Community-level interventions are a promising approach for preventing the spread of HIV infection (Kelly, 1999). Community-level interventions typically combine the use of mass media messages (e.g., through TV or radio PSAs) and/or "small media" materials (e.g., flyers, newsletters) with outreach by program staff or peer volunteers. These individuals engage community members in discussion about HIV and call attention to or reinforce the prevention messages in the media (McAlister, 1991).
Community-level interventions complement individual counseling and small group interventions because they seek to change the attitudes, norms, and behaviors of entire communities. These approaches recognize that local values, norms, and behavior patterns have a significant effect on shaping an individual's attitudes and behaviors (Thompson and Kinne, 1990).

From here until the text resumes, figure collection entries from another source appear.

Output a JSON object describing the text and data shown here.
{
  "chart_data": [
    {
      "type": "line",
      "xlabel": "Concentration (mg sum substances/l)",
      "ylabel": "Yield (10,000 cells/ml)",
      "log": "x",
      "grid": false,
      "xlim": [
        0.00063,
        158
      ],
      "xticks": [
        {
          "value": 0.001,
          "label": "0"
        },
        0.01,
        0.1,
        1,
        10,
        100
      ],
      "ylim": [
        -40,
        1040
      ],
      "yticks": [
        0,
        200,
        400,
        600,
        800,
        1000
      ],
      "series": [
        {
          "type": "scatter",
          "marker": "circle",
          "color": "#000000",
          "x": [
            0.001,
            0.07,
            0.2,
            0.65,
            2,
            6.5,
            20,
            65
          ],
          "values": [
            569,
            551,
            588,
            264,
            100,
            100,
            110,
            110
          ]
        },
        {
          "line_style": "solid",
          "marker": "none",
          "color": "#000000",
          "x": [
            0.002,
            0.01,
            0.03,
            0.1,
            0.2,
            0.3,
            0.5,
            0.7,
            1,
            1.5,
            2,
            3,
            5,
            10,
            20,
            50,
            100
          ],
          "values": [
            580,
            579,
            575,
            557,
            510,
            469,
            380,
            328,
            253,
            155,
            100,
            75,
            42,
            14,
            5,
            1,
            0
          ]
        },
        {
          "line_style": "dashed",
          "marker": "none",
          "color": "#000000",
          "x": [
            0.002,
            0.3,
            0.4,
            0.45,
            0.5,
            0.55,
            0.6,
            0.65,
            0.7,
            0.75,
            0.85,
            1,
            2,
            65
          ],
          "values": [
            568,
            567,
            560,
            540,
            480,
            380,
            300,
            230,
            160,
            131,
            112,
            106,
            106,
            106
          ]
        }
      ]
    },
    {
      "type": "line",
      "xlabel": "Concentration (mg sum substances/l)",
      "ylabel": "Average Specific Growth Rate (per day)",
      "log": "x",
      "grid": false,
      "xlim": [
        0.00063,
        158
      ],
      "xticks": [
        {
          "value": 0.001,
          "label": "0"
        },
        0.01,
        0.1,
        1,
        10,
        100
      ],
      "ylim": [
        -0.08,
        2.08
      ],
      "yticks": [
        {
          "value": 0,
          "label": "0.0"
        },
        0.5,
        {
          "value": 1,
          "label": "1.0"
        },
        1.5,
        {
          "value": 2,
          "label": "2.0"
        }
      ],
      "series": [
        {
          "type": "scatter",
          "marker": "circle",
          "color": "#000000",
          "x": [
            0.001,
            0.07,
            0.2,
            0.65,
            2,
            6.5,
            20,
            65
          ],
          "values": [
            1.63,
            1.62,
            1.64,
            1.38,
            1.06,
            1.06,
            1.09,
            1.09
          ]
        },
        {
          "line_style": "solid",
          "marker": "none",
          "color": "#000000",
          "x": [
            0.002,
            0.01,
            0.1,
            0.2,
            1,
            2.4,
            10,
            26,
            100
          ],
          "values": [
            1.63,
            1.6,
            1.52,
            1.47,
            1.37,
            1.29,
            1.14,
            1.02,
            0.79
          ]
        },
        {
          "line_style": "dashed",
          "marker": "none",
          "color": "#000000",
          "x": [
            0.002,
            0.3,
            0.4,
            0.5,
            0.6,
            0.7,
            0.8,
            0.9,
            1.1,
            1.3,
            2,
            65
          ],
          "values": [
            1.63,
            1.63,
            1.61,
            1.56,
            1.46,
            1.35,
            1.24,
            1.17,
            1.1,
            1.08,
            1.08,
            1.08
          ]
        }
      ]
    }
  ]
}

To the extent that community-level interventions can change community norms, they should provide an opportunity for the diffusion and ongoing support of reduced risk behaviors. As safer sex norms diffuse through a community they shape the behavior of individuals, including those who have not been reached directly by the intervention. These shifts in norms bring about the large-scale changes that are necessary to sustain behavior change at the community level.
Kelly, J. A. (1999). Community-level interventions are needed to prevent new HIV infections. American Journal of Public Health, 89, 299-301.
McAlister, A. (1991). Population behavior change: A theory-based approach. Journal of Public Health Policy, 12, 345-361.
Thompson, B., & Kinne, S. (1990). Social change theory: Applications to community health. In N. Bracht (Ed.), Health Promotion at the Community Level (pp.45-65). Newbury Park, CA: Sage.